Hooligans tried to hang on, securing special permits to stay open for matches, but could no longer function as a normal bar. Eventually, owners made the tough decision to close it down.
Yet it wouldn't be long before Hudson Street Hooligans found another proper home of their own. Just a couple of blocks away from the old Hooligans site, they wound up at Hendoc's Bar. Situated close to Ohio State University, locals knew it more as a campus hangout than soccer bar, but HSH flocked there after Hooligan’s closed -- especially because Winland was also involved in its ownership group.
Hendoc’s featured a similar interior layout to Hooligans, and eventually began to re-capture some of the match-day feeling of its predecessor. As HSH continued to thrive and evolve, watching away matches there became ritual, and Hendoc’s stature as a go-to place for Crew SC events grew.

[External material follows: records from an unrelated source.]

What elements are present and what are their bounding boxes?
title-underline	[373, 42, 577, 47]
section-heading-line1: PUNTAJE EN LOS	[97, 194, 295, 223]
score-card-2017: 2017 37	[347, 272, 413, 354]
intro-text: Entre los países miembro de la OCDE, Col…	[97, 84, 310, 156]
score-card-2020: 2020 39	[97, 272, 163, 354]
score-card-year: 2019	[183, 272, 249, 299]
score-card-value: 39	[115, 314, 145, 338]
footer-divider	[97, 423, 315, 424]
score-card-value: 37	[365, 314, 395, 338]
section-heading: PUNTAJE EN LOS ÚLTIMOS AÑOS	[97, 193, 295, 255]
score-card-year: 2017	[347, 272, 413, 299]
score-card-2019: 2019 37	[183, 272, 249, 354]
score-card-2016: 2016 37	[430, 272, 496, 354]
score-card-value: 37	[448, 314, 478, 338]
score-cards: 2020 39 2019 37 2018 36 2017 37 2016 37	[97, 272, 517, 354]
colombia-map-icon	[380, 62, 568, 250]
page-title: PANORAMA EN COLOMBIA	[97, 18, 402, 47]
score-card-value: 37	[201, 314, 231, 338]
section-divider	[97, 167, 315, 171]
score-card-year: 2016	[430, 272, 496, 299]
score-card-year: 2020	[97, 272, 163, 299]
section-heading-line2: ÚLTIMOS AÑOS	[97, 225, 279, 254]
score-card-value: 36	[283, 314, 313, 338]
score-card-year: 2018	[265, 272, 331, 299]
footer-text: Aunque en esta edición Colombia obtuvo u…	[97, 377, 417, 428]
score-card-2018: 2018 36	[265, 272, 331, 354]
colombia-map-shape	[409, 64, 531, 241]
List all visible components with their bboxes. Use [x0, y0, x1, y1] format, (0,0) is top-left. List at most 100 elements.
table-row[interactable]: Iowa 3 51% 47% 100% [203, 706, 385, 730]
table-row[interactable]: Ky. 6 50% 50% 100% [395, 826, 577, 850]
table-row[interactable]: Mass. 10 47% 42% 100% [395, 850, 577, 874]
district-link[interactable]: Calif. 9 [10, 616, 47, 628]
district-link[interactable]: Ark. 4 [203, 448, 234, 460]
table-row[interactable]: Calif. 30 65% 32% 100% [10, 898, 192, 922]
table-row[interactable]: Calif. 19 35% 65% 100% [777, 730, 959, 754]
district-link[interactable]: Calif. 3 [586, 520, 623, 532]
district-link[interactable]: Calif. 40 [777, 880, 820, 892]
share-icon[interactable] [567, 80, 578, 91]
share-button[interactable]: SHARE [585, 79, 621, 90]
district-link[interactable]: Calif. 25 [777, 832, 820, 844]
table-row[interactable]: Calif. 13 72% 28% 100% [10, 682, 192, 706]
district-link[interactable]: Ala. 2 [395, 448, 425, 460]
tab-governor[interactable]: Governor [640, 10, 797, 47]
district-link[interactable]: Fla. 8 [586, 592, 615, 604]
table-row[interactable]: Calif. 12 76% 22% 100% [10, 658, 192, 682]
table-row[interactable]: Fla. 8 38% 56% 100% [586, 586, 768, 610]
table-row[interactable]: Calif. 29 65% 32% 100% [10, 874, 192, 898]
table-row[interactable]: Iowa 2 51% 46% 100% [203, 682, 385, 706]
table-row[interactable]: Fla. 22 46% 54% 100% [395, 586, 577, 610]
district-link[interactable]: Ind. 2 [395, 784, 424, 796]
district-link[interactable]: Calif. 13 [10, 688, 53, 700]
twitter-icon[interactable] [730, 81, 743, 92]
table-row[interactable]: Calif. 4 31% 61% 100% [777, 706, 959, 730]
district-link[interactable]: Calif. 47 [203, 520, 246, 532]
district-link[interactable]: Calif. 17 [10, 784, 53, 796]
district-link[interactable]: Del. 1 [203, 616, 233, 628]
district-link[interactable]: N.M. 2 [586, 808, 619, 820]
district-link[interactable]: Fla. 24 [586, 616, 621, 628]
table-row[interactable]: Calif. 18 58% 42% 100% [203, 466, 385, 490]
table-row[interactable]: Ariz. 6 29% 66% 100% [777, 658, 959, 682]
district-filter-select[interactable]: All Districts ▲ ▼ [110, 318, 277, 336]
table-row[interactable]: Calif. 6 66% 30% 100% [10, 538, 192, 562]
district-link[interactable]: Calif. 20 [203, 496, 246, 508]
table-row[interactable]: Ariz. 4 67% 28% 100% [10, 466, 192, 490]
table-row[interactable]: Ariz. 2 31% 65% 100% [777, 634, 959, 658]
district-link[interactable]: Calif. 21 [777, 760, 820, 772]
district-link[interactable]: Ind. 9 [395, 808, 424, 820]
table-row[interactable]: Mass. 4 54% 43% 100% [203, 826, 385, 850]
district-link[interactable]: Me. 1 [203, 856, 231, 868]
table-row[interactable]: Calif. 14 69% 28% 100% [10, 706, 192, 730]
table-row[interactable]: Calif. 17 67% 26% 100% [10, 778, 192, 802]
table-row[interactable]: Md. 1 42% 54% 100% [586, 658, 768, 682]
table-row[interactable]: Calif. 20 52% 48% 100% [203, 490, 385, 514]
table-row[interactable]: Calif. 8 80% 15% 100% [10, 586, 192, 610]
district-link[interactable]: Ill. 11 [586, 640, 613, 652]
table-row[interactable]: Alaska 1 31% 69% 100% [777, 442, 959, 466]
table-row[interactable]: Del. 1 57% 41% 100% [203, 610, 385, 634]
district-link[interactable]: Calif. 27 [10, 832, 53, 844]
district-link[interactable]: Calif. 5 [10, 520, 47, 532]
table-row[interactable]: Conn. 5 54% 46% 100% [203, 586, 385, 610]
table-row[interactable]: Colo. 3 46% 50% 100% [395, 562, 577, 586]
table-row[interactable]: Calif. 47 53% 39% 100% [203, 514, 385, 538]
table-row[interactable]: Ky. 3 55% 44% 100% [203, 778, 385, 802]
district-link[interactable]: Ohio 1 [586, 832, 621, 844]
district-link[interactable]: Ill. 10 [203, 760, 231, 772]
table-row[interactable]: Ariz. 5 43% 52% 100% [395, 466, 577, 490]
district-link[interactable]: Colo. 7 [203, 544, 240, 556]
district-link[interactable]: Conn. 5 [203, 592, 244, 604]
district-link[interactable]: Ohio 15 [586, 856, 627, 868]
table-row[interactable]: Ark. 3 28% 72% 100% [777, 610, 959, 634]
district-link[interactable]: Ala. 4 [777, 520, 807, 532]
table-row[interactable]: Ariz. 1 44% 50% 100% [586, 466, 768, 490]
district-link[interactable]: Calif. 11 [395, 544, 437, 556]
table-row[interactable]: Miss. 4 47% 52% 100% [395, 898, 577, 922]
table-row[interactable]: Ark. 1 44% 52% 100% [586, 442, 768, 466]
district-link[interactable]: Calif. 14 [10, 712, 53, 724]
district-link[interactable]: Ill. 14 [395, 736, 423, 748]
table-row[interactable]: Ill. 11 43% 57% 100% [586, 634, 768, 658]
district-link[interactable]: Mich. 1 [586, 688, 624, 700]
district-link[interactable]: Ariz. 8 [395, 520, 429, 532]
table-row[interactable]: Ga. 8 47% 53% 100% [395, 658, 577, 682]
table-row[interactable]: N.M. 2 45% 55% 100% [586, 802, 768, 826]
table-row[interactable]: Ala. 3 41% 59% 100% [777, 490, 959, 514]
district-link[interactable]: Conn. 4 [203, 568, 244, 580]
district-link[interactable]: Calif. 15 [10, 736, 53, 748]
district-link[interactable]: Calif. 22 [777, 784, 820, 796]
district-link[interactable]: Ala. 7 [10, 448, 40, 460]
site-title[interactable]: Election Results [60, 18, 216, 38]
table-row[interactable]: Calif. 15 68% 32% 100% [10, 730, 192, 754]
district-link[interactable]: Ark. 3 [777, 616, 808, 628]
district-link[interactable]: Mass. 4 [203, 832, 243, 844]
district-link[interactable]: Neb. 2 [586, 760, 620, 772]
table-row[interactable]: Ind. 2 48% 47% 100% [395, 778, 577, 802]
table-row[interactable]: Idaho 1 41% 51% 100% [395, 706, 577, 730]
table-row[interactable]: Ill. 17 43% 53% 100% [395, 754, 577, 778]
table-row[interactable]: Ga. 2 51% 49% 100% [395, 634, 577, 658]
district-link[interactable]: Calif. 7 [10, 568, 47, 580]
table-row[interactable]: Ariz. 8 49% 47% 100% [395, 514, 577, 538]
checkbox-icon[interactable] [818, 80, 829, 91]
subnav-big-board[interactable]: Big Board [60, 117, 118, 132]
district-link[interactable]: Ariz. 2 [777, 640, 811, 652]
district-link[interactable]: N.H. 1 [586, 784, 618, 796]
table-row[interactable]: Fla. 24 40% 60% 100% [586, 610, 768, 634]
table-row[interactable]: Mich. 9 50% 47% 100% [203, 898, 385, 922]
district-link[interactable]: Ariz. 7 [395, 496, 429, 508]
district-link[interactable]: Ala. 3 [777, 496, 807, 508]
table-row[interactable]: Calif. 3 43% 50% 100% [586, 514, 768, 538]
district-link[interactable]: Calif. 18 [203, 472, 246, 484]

In 2013 Hendoc’s began to host tapings of the Massive Report Podcast, Crew SC’s oldest podcast. Later that year it also became a stop on then-new Crew SC investor/operator Anthony Precourt’s “Meet the Fans” tour. In 2014 the bar hosted head coach and sporting director Gregg Berhalter for a Q&A -- which famously turned into an Ethan Finlay contract-extension signing, much to the surprise of the fans there.
These days, Hendoc's continues to thrive as an epicenter of the Crew SC community. “To me, it’s always just been about having a place of our own, to get together and support the team,” Winland says. “Whatever bar it’s been, it’s about having that good, passionate, match-day experience. It’s loud, it’s fun, it’s what HSH is all about.”